Knowledge Versioning

Track when knowledge changes and allow rollback. Each entry carries a version identifier. When pricing changes from one tier to another, the old version is retained in history while the new version becomes active.

3

User-Suggested Entries

When users ask questions that have no existing match, the system can flag these gaps. A human reviewer approves an answer, it enters the knowledge base, and future users get instant answers to the same question. The knowledge base learns from real usage patterns.

4

Multi-Language Support

Knowledge entries can carry language tags. The search query filters by user language with a fallback to the default language, ensuring coverage even when translations are incomplete.

Lessons Learned

Dynamic Filters Can Override Base Clauses

When building search queries with dynamic filter conditions, an AND clause added later can silently negate an earlier inclusion. The fix: always use OR conditions for "include additional scope" logic. This pattern applies broadly to any system where multiple scopes need to coexist in a single query.

Knowledge Creation Is Not Knowledge Availability

Writing a knowledge file does not make it searchable. The seeding pipeline must run to generate embeddings and insert entries into the database. Establishing a clear deployment checklist -- write, seed, verify -- prevents the gap between authoring and availability.

Test Both Scoped and Global Queries

Testing only global-scope queries can mask filtering bugs that appear when searching as a specific companion. The test matrix should cover global scope, each companion scope, and user memory retrieval independently.
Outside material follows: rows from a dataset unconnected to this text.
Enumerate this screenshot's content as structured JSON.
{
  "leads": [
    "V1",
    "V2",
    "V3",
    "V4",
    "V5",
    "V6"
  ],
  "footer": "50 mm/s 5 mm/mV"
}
Significance Scoring Prevents Priority Inversion

Without explicit significance, the most recent conversational memory may outrank a critical FAQ. Assigning importance scores to knowledge entries ensures that foundational facts always surface when relevant, regardless of how many casual memories accumulate.

Key Takeaway

RAG is the sweet spot for dynamic, verifiable, updatable AI knowledge at scale. Fine-tuning is expensive and opaque. Raw embeddings lack grounding. RAG combines the strengths of both: semantic search finds relevant knowledge, and prompt augmentation ensures the model answers from verified sources rather than imagination.

The overhead is negligible -- roughly 18 milliseconds added to a pipeline measured in hundreds of milliseconds. The knowledge base is a structured file that anyone can edit. And the same retrieval infrastructure that delivers factual knowledge today can teach companions tool syntax tomorrow.